Suini? Troppo pochi!

Esiste ad oggi una sola realtà professionale, ma dotata di strutture con ampio margine di crescita e sviluppo.

Guardando al futuro, le potenzialità ci sono, ma convertire gli allevamenti “convenzionali” in bio non è affatto semplice. I punti critici sembrano essere le dimensioni in stalla ed all’esterno, che il regolamento definisce e che sono spesso difficili da realizzare, se la stalla è vicina ad altre abitazioni, proprietà altrui, o se semplicemente richiede investimenti salati per le modifiche. Queste criticità sono ancor più rilevanti poiché riguardano anche tanti allevamenti di bovini da latte.

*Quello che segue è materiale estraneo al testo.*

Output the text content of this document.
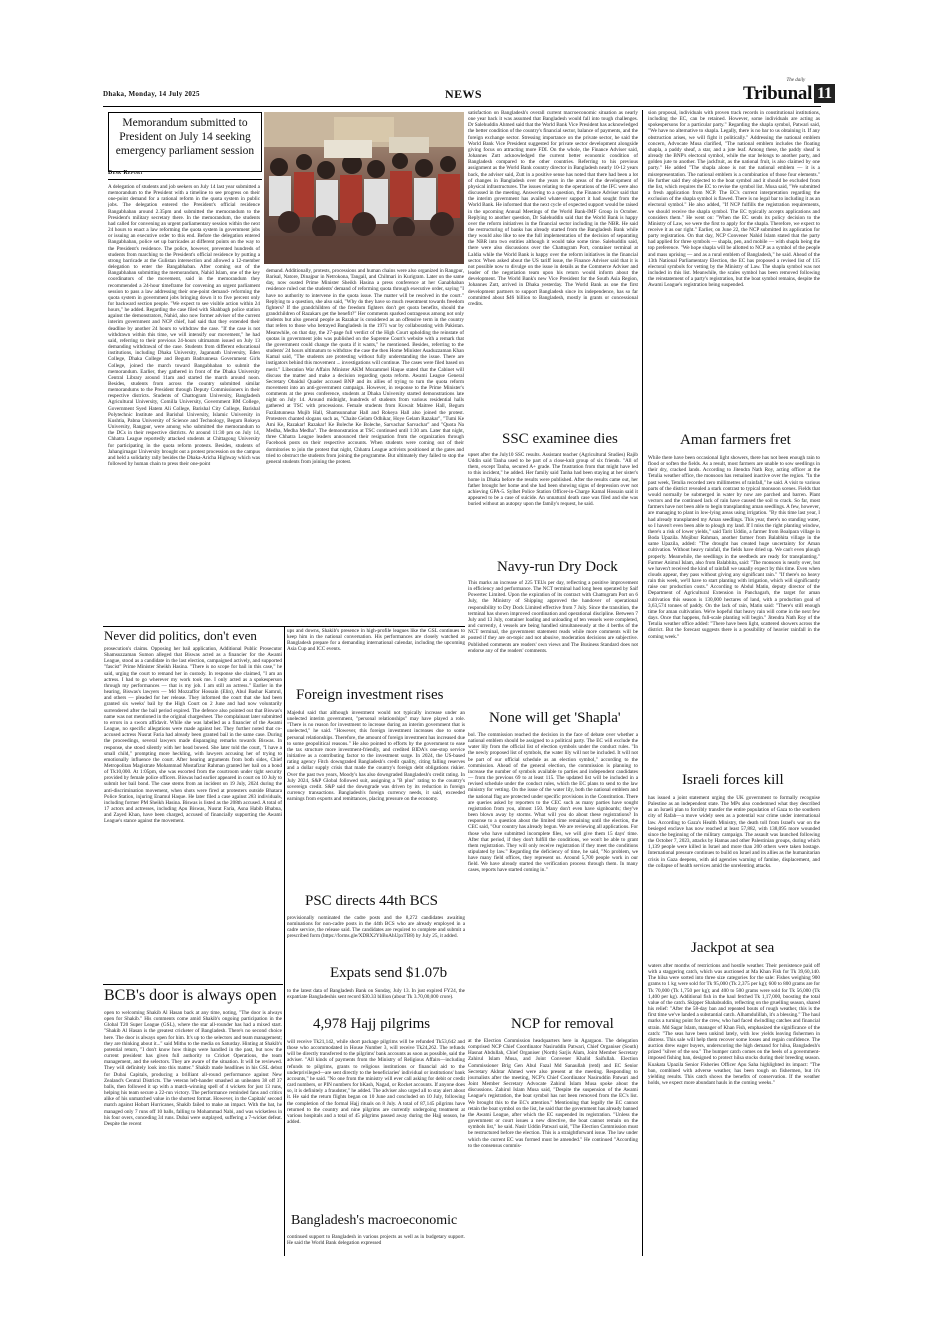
Dhaka, Monday, 14 July 2025	NEWS
The daily
Tribunal 11
Memorandum submitted to President on July 14 seeking emergency parliament session
Desk Report
A delegation of students and job seekers on July 14 last year submitted a memorandum to the President with a timeline to see progress on their one-point demand for a rational reform in the quota system in public jobs. The delegation entered the President's official residence Bangabhaban around 2.35pm and submitted the memorandum to the President's military secretary there. In the memorandum, the students had called for convening an urgent parliamentary session within the next 24 hours to enact a law reforming the quota system in government jobs or issuing an executive order to this end. Before the delegation entered Bangabhaban, police set up barricades at different points on the way to the President's residence. The police, however, prevented hundreds of students from marching to the President's official residence by putting a strong barricade at the Gulistan intersection and allowed a 12-member delegation to enter the Bangabhaban. After coming out of the Bangabhaban submitting the memorandum, Nahid Islam, one of the key coordinators of the movement, said in the memorandum they recommended a 24-hour timeframe for convening an urgent parliament session to pass a law addressing their one-point demand- reforming the quota system in government jobs bringing down it to five percent only for backward section people. "We expect to see visible action within 24 hours," he added. Regarding the case filed with Shahbagh police station against the demonstrators, Nahid, also now former adviser of the current interim government and NCP chief, had said that they extended their deadline by another 24 hours to withdraw the case. "If the case is not withdrawn within this time, we will intensify our movement," he had said, referring to their previous 24-hours ultimatum issued on July 13 demanding withdrawal of the case. Students from different educational institutions, including Dhaka University, Jagannath University, Eden College, Dhaka College and Begum Badrunnesa Government Girls College, joined the march toward Bangabhaban to submit the memorandum. Earlier, they gathered in front of the Dhaka University Central Library around 11am and started the march around noon. Besides, students from across the country submitted similar memorandums to the President through Deputy Commissioners in their respective districts. Students of Chattogram University, Bangladesh Agricultural University, Comilla University, Government BM College, Government Syed Hatem Ali College, Barishal City College, Barishal Polytechnic Institute and Barishal University, Islamic University in Kushtia, Pabna University of Science and Technology, Begum Rokeya University, Rangpur, were among who submitted the memorandum to the DCs in their respective districts. At around 11:30 pm on July 14, Chhatra League reportedly attacked students at Chittagong University for participating in the quota reform protests. Besides, students of Jahangirnagar University brought out a protest procession on the campus and held a solidarity rally besides the Dhaka-Aricha Highway which was followed by human chain to press their one-point
demand. Additionally, protests, processions and human chains were also organized in Rangpur, Barisal, Natore, Dinajpur in Netrokona, Tangail, and Chilmari in Kurigram. Later on the same day, now ousted Prime Minister Sheikh Hasina a press conference at her Ganabhaban residence ruled out the students' demand of reforming quota through executive order, saying "I have no authority to intervene in the quota issue. The matter will be resolved in the court." Replying to a question, she also said, "Why do they have so much resentment towards freedom fighters? If the grandchildren of the freedom fighters don't get quota benefits, should the grandchildren of Razakars get the benefit?" Her comments sparked outrageous among not only students but also general people as Razakar is considered as an offensive term in the country that refers to those who betrayed Bangladesh in the 1971 war by collaborating with Pakistan. Meanwhile, on that day, the 27-page full verdict of the High Court upholding the reinstate of quotas in government jobs was published on the Supreme Court's website with a remark that the government could change the quota if it wants," he mentioned. Besides, referring to the students' 24 hours ultimatum to withdraw the case the then Home Minister Asaduzzaman Khan Kamal said, "The students are protesting without fully understanding the issue. There are instigators behind this movement ... investigations will continue. The cases were filed based on merit." Liberation War Affairs Minister AKM Mozammel Haque stated that the Cabinet will discuss the matter and make a decision regarding quota reform. Awami League General Secretary Obaidul Quader accused BNP and its allies of trying to turn the quota reform movement into an anti-government campaign. However, in response to the Prime Minister's comments at the press conference, students at Dhaka University started demonstrations late night on July 14. Around midnight, hundreds of students from various residential halls gathered at TSC with processions. Female students from Kuwait Maitree Hall, Begum Fazilatunnesa Mujib Hall, Shamsunnahar Hall and Rokeya Hall also joined the protest. Protesters chanted slogans such as, "Chaite Gelam Odhikar, Hoye Gelam Razakar", "Tumi Ke Ami Ke, Razakar! Razakar! Ke Boleche Ke Boleche, Sarvachar Sarvachar" and "Quota Na Medha, Medha Medha". The demonstration at TSC continued until 1:30 am. Later that night, three Chhatra League leaders announced their resignation from the organization through Facebook posts on their respective accounts. When students were coming out of their dormitories to join the protest that night, Chhatra League activists positioned at the gates and tried to obstruct the students from joining the programme. But ultimately they failed to stop the general students from joining the protest.
Never did politics, don't even
prosecution's claims. Opposing her bail application, Additional Public Prosecutor Shamsuzzaman Sumon alleged that Biswas acted as a financier for the Awami League, stood as a candidate in the last election, campaigned actively, and supported "fascist" Prime Minister Sheikh Hasina. "There is no scope for bail in this case," he said, urging the court to remand her in custody. In response she claimed, "I am an actress. I had to go wherever my work took me. I only acted as a spokesperson through my performances — that is my job. I am still an actress." Earlier in the hearing, Biswas's lawyers — Md Mozzaffor Hossain (Elin), Abul Bashar Kamrul, and others — pleaded for her release. They informed the court that she had been granted six weeks' bail by the High Court on 2 June and had now voluntarily surrendered after the bail period expired. The defence also pointed out that Biswas's name was not mentioned in the original chargesheet. The complainant later submitted to errors in a sworn affidavit. While she was labelled as a financier of the Awami League, no specific allegations were made against her. They further noted that co-accused actress Nusrat Faria had already been granted bail in the same case. During the proceedings, several lawyers made disparaging remarks towards Biswas. In response, she stood silently with her head bowed. She later told the court, "I have a small child," prompting more heckling, with lawyers accusing her of trying to emotionally influence the court. After hearing arguments from both sides, Chief Metropolitan Magistrate Mohammad Mostafizur Rahman granted her bail on a bond of Tk10,000. At 1:05pm, she was escorted from the courtroom under tight security provided by female police officers. Biswas had earlier appeared in court on 10 July to submit her bail bond. The case stems from an incident on 19 July, 2024 during the anti-discrimination movement, when shots were fired at protesters outside Bhatara Police Station, injuring Enamul Haque. He later filed a case against 283 individuals, including former PM Sheikh Hasina. Biswas is listed as the 208th accused. A total of 17 actors and actresses, including Apu Biswas, Nusrat Faria, Asna Habib Bhabna, and Zayed Khan, have been charged, accused of financially supporting the Awami League's stance against the movement.
BCB's door is always open
open to welcoming Shakib Al Hasan back at any time, noting, "The door is always open for Shakib." His comments come amid Shakib's ongoing participation in the Global T20 Super League (GSL), where the star all-rounder has had a mixed start. "Shakib Al Hasan is the greatest cricketer of Bangladesh. There's no second choice here. The door is always open for him. It's up to the selectors and team management; they are thinking about it..." said Mithu to the media on Saturday. Hinting at Shakib's potential return, "I don't know how things were handled in the past, but now the current president has given full authority to Cricket Operations, the team management, and the selectors. They are aware of the situation. It will be reviewed. They will definitely look into this matter." Shakib made headlines in his GSL debut for Dubai Capitals, producing a brilliant all-round performance against New Zealand's Central Districts. The veteran left-hander smashed an unbeaten 38 off 37 balls, then followed it up with a match-winning spell of 4 wickets for just 13 runs, helping his team secure a 22-run victory. The performance reminded fans and critics alike of his unmatched value in the shortest format. However, in the Capitals' second match against Hobart Hurricanes, Shakib failed to make an impact. With the bat, he managed only 7 runs off 10 balls, falling to Mohammad Nabi, and was wicketless in his four overs, conceding 34 runs. Dubai were outplayed, suffering a 7-wicket defeat. Despite the recent
ups and downs, Shakib's presence in high-profile leagues like the GSL continues to keep him in the national conversation. His performances are closely watched as Bangladesh prepare for a demanding international calendar, including the upcoming Asia Cup and ICC events.
Foreign investment rises
Majedul said that although investment would not typically increase under an unelected interim government, "personal relationships" may have played a role. "There is no reason for investment to increase during an interim government that is unelected," he said. "However, this foreign investment increases due to some personal relationships. Therefore, the amount of foreign investment has increased due to some geopolitical reasons." He also pointed to efforts by the government to ease the tax structure more investment-friendly, and credited BIDA's one-stop service initiative as a contributing factor to the investment surge. In 2024, the US-based rating agency Fitch downgraded Bangladesh's credit quality, citing falling reserves and a dollar supply crisis that made the country's foreign debt obligations riskier. Over the past two years, Moody's has also downgraded Bangladesh's credit rating. In July 2024, S&P Global followed suit, assigning a "B plus" rating to the country's sovereign credit. S&P said the downgrade was driven by its reduction in foreign currency transactions. Bangladesh's foreign currency needs, it said, exceeded earnings from exports and remittances, placing pressure on the economy.
PSC directs 44th BCS
provisionally nominated the cadre posts and the 8,272 candidates awaiting nominations for non-cadre posts in the 44th BCS who are already employed in a cadre service, the release said. The candidates are required to complete and submit a prescribed form (https://forms.gle/XDRX2YbBoAhUpxTB8) by July 25, it added.
Expats send $1.07b
to the latest data of Bangladesh Bank on Sunday, July 13. In just expired FY24, the expatriate Bangladeshis sent record $30.33 billion (about Tk 3.70,00,000 crore).
4,978 Hajj pilgrims
will receive Tk21,142, while short package pilgrims will be refunded Tk53,642 and those who accommodated in House Number 3, will receive Tk24,262. The refunds will be directly transferred to the pilgrims' bank accounts as soon as possible, said the adviser. "All kinds of payments from the Ministry of Religious Affairs—including refunds to pilgrims, grants to religious institutions or financial aid to the underprivileged—are sent directly to the beneficiaries' individual or institutions' bank accounts," he said. "No one from the ministry will ever call asking for debit or credit card numbers, or PIN numbers for bKash, Nagad, or Rocket accounts. If anyone does so, it is definitely a fraudster," he added. The adviser also urged all to stay alert about it. He said the return flights began on 10 June and concluded on 10 July, following the completion of the formal Hajj rituals on 8 July. A total of 87,145 pilgrims have returned to the country and nine pilgrims are currently undergoing treatment at various hospitals and a total of 45 pilgrims passed away during the Hajj season, he added.
Bangladesh's macroeconomic
continued support to Bangladesh in various projects as well as in budgetary support. He said the World Bank delegation expressed
satisfaction on Bangladesh's overall current macroeconomic situation as nearly one year back it was assumed that Bangladesh would fall into tough challenges. Dr Salehuddin Ahmed said that the World Bank Vice President has acknowledged the better condition of the country's financial sector, balance of payments, and the foreign exchange sector. Stressing importance on the private sector, he said the World Bank Vice President suggested for private sector development alongside giving focus on attracting more FDI. On the whole, the Finance Adviser said, Johannes Zutt acknowledged the current better economic condition of Bangladesh compared to the other countries. Referring to his previous assignment as the World Bank country director in Bangladesh nearly 10-12 years back, the adviser said, Zutt in a positive sense has noted that there had been a lot of changes in Bangladesh over the years in the areas of the development of physical infrastructures. The issues relating to the operations of the IFC were also discussed in the meeting. Answering to a question, the Finance Adviser said that the interim government has availed whatever support it had sought from the World Bank. He informed that the next cycle of expected support would be raised in the upcoming Annual Meetings of the World Bank-IMF Group in October. Replying to another question, Dr Salehuddin said that the World Bank is happy over the reform initiatives in the financial sector including in the NBR. He said the restructuring of banks has already started from the Bangladesh Bank while they would also like to see the full implementation of the decision of separating the NBR into two entities although it would take some time. Salehuddin said, there were also discussions over the Chattogram Port, container terminal at Laldia while the World Bank is happy over the reform initiatives in the financial sector. When asked about the US tariff issue, the Finance Adviser said that it is not possible now to divulge on the issue in details as the Commerce Adviser and leader of the negotiation team upon his return would inform about the development. The World Bank's new Vice President for the South Asia Region, Johannes Zutt, arrived in Dhaka yesterday. The World Bank as one the first development partners to support Bangladesh since its independence, has so far committed about $46 billion to Bangladesh, mostly in grants or concessional credits.
SSC examinee dies
upset after the July10 SSC results. Assistant teacher (Agricultural Studies) Rajib Uddin said Tanha used to be part of a close-knit group of six friends. "All of them, except Tanha, secured A+ grade. The frustration from that might have led to this incident," he added. Her family said Tanha had been staying at her sister's home in Dhaka before the results were published. After the results came out, her father brought her home and she had been showing signs of depression over not achieving GPA-5. Sylhet Police Station Officer-in-Charge Kamal Hossain said it appeared to be a case of suicide. An unnatural death case was filed and she was buried without an autopsy upon the family's request, he said.
Navy-run Dry Dock
This marks an increase of 225 TEUs per day, reflecting a positive improvement in efficiency and performance. The NCT terminal had long been operated by Saif Powertec Limited. Upon the expiration of its contract with Chattogram Port on 6 July, the Ministry of Shipping approved the handover of operational responsibility to Dry Dock Limited effective from 7 July. Since the transition, the terminal has shown improved coordination and operational discipline. Between 7 July and 13 July, container loading and unloading of ten vessels were completed, and currently, 4 vessels are being handled simultaneously at the 4 berths of the NCT terminal, the government statement reads while more comments will be posted if they are on-topic and not abusive, moderation decisions are subjective. Published comments are readers' own views and The Business Standard does not endorse any of the readers' comments.
None will get 'Shapla'
bol. The commission reached the decision in the face of debate over whether a national emblem should be assigned to a political party. The EC will exclude the water lily from the official list of election symbols under the conduct rules. "In the newly proposed list of symbols, the water lily will not be included. It will not be part of our official schedule as an election symbol," according to the commission. Ahead of the general election, the commission is planning to increase the number of symbols available to parties and independent candidates — from the previous 69 to at least 115. The updated list will be included in a revised schedule under the conduct rules, which the EC plans to send to the law ministry for vetting. On the issue of the water lily, both the national emblem and the national flag are protected under specific provisions in the Constitution. There are queries asked by reporters to the CEC such as many parties have sought registration from you, almost 150. Many don't even have signboards; they've been blown away by storms. What will you do about these registrations? In response to a question about the limited time remaining until the election, the CEC said, "Our country has already begun. We are reviewing all applications. For those who have submitted incomplete files, we will give them 15 days' time. After that period, if they don't fulfill the conditions, we won't be able to grant them registration. They will only receive registration if they meet the conditions stipulated by law." Regarding the deficiency of time, he said, "No problem, we have many field offices, they represent us. Around 5,700 people work in our field. We have already started the verification process through them. In many cases, reports have started coming in."
NCP for removal
at the Election Commission headquarters here in Agargaon. The delegation comprised NCP Chief Coordinator Nasiruddin Patwari, Chief Organiser (South) Hasnat Abdullah, Chief Organiser (North) Sarjis Alam, Joint Member Secretary Zahirul Islam Musa, and Joint Convener Khalid Saifullah. Election Commissioner Brig Gen Abul Fazal Md Sanaullah (retd) and EC Senior Secretary Akhtar Ahmed were also present at the meeting. Responding to journalists after the meeting, NCP's Chief Coordinator Nasiruddin Patwari and Joint Member Secretary Advocate Zahirul Islam Musa spoke about the discussions. Zahirul Islam Musa said, "Despite the suspension of the Awami League's registration, the boat symbol has not been removed from the EC's list. We brought this to the EC's attention." Mentioning that legally the EC cannot retain the boat symbol on the list, he said that the government has already banned the Awami League, after which the EC suspended its registration. "Unless the government or court issues a new directive, the boat cannot remain on the symbols list," he said. Nasir Uddin Patwari said, "The Election Commission must be restructured before the election. This is a straightforward issue. The law under which the current EC was formed must be amended." He continued "According to the consensus commis-
sion proposal, individuals with proven track records in constitutional institutions, including the EC, can be retained. However, some individuals are acting as spokespersons for a particular party." Regarding the shapla symbol, Patwari said, "We have no alternative to shapla. Legally, there is no bar to us obtaining it. If any obstruction arises, we will fight it politically." Addressing the national emblem concern, Advocate Musa clarified, "The national emblem includes the floating shapla, a paddy sheaf, a star, and a jute leaf. Among these, the paddy sheaf is already the BNP's electoral symbol, while the star belongs to another party, and golden jute to another. The jackfruit, as the national fruit, is also claimed by one party." He added "The shapla alone is not the national emblem — it is a misrepresentation. The national emblem is a combination of those four elements." He further said they objected to the boat symbol and it should be excluded from the list, which requires the EC to revise the symbol list. Musa said, "We submitted a fresh application from NCP. The EC's current interpretation regarding the exclusion of the shapla symbol is flawed. There is no legal bar to including it as an electoral symbol." He also added, "If NCP fulfills the registration requirements, we should receive the shapla symbol. The EC typically accepts applications and considers them." He went on: "When the EC sends its policy decision to the Ministry of Law, we were the first to apply for the shapla. Therefore, we expect to receive it as our right." Earlier, on June 22, the NCP submitted its application for party registration. On that day, NCP Convener Nahid Islam stated that the party had applied for three symbols — shapla, pen, and mobile — with shapla being the top preference. "We hope shapla will be allotted to NCP as a symbol of the people and mass uprising — and as a rural emblem of Bangladesh," he said. Ahead of the 13th National Parliamentary Election, the EC has proposed a revised list of 115 electoral symbols for vetting by the Ministry of Law. The shapla symbol was not included in this list. Meanwhile, the scales symbol has been removed following the reinstatement of a party's registration, but the boat symbol remains, despite the Awami League's registration being suspended.
Aman farmers fret
While there have been occasional light showers, there has not been enough rain to flood or soften the fields. As a result, most farmers are unable to sow seedlings in their dry, cracked lands. According to Jitendra Nath Roy, acting officer at the Tetulia weather office, the monsoon has remained inactive over the region. "In the past week, Tetulia recorded zero millimetres of rainfall," he said. A visit to various parts of the district revealed a stark contrast to typical monsoon scenes. Fields that would normally be submerged in water by now are parched and barren. Plant vectors and the continued lack of rain have caused the soil to crack. So far, most farmers have not been able to begin transplanting aman seedlings. A few, however, are managing to plant in low-lying areas using irrigation. "By this time last year, I had already transplanted my Aman seedlings. This year, there's no standing water, so I haven't even been able to plough my land. If I miss the right planting window, there's a risk of lower yields," said Tarit Uddin, a farmer from Boalpara village in Boda Upazila. Mojibur Rahman, another farmer from Balabhita village in the same Upazila, added: "The drought has created huge uncertainty for Aman cultivation. Without heavy rainfall, the fields have dried up. We can't even plough properly. Meanwhile, the seedlings in the seedbeds are ready for transplanting." Farmer Animul Islam, also from Balabhita, said: "The monsoon is nearly over, but we haven't received the kind of rainfall we usually expect by this time. Even when clouds appear, they pass without giving any significant rain." "If there's no heavy rain this week, we'll have to start planting with irrigation, which will significantly raise our production costs." According to Abdul Matin, deputy director of the Department of Agricultural Extension in Panchagarh, the target for aman cultivation this season is 130,000 hectares of land, with a production goal of 3,63,574 tonnes of paddy. On the lack of rain, Matin said: "There's still enough time for aman cultivation. We're hopeful that heavy rain will come in the next few days. Once that happens, full-scale planting will begin." Jitendra Nath Roy of the Tetulia weather office added: "There have been light, scattered showers across the district. But the forecast suggests there is a possibility of heavier rainfall in the coming week."
Israeli forces kill
has issued a joint statement urging the UK government to formally recognise Palestine as an independent state. The MPs also condemned what they described as an Israeli plan to forcibly transfer the entire population of Gaza to the southern city of Rafah—a move widely seen as a potential war crime under international law. According to Gaza's Health Ministry, the death toll from Israel's war on the besieged enclave has now reached at least 57,882, with 138,095 more wounded since the beginning of the military campaign. The assault was launched following the October 7, 2023, attacks by Hamas and other Palestinian groups, during which 1,139 people were killed in Israel and more than 200 others were taken hostage. International pressure continues to build on Israel and its allies as the humanitarian crisis in Gaza deepens, with aid agencies warning of famine, displacement, and the collapse of health services amid the unrelenting attacks.
Jackpot at sea
waters after months of restrictions and hostile weather. Their persistence paid off with a staggering catch, which was auctioned at Ma Khan Fish for Tk 39,60,140. The hilsa were sorted into three size categories for the sale: Fishes weighing 900 grams to 1 kg were sold for Tk 95,000 (Tk 2,375 per kg); 600 to 800 grams are for Tk 70,000 (Tk 1,750 per kg); and 400 to 500 grams were sold for Tk 56,000 (Tk 1,400 per kg). Additional fish in the haul fetched Tk 1,17,000, boosting the total value of the catch. Skipper Shahabuddin, reflecting on the gruelling season, shared his relief: "After the 58-day ban and repeated bouts of rough weather, this is the first time we've landed a substantial catch. Alhamdulillah, it's a blessing." The haul marks a turning point for the crew, who had faced dwindling catches and financial strain. Md Sagar Islam, manager of Khan Fish, emphasized the significance of the catch: "The seas have been unkind lately, with low yields leaving fishermen in distress. This sale will help them recover some losses and regain confidence. The auction drew eager buyers, underscoring the high demand for hilsa, Bangladesh's prized "silver of the sea." The bumper catch comes on the heels of a government-imposed fishing ban, designed to protect hilsa stocks during their breeding season. Kuakata Upazila Senior Fisheries Officer Apu Saha highlighted its impact: "The ban, combined with adverse weather, has been tough on fishermen, but it's yielding results. This catch shows the benefits of conservation. If the weather holds, we expect more abundant hauls in the coming weeks."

Guardando il lato positivo però, gli allevamenti bio sono uno strumento eccezionale di gestione del territorio e sono l’unica alternativa percorribile se vogliamo continuare ad essere onnivori senza “mandare a fuoco” il pianeta. Infatti gli allevamenti bio prevedono che i poligastrici si nutrano di foraggi direttamente al pascolo, essiccati o insilati… ma insomma erba, con tutti i risvolti positivi su biodiversità e stoccaggio di carbonio che ciò comporta.

Inoltre, sempre per regolamento, una buona parte di ciò che gli animali mangiano, siano essi mono o poligastrici, deve provenire dall’azienda stessa o dalla regione e non viaggiare attraverso gli oceani. Anche questo fa una bella differenza per il clima e l’ambiente, per l’economia locale e le comunità agricole locali.

Insomma, se devo proprio fare un sogno zootecnico…

Sogno che le politiche di sviluppo locale nei prossimi anni vadano solo ad incentivare la conversione ad una zootecnia basata sulle risorse locali, sul pascolo e l’uso di foraggi e sottoprodotti alimentari, che sia strumento dello sviluppo montano e non materia di conflitto con i residenti. Produrre meno latte e carne? Va bene, mangiamone di meno ma migliore e paghiamola “il giusto”, così anche per gli allevatori sarà possibile vivere del proprio lavoro. Così finalmente anche loro potranno essere ricompensati per i propri prodotti e la propria professionalità.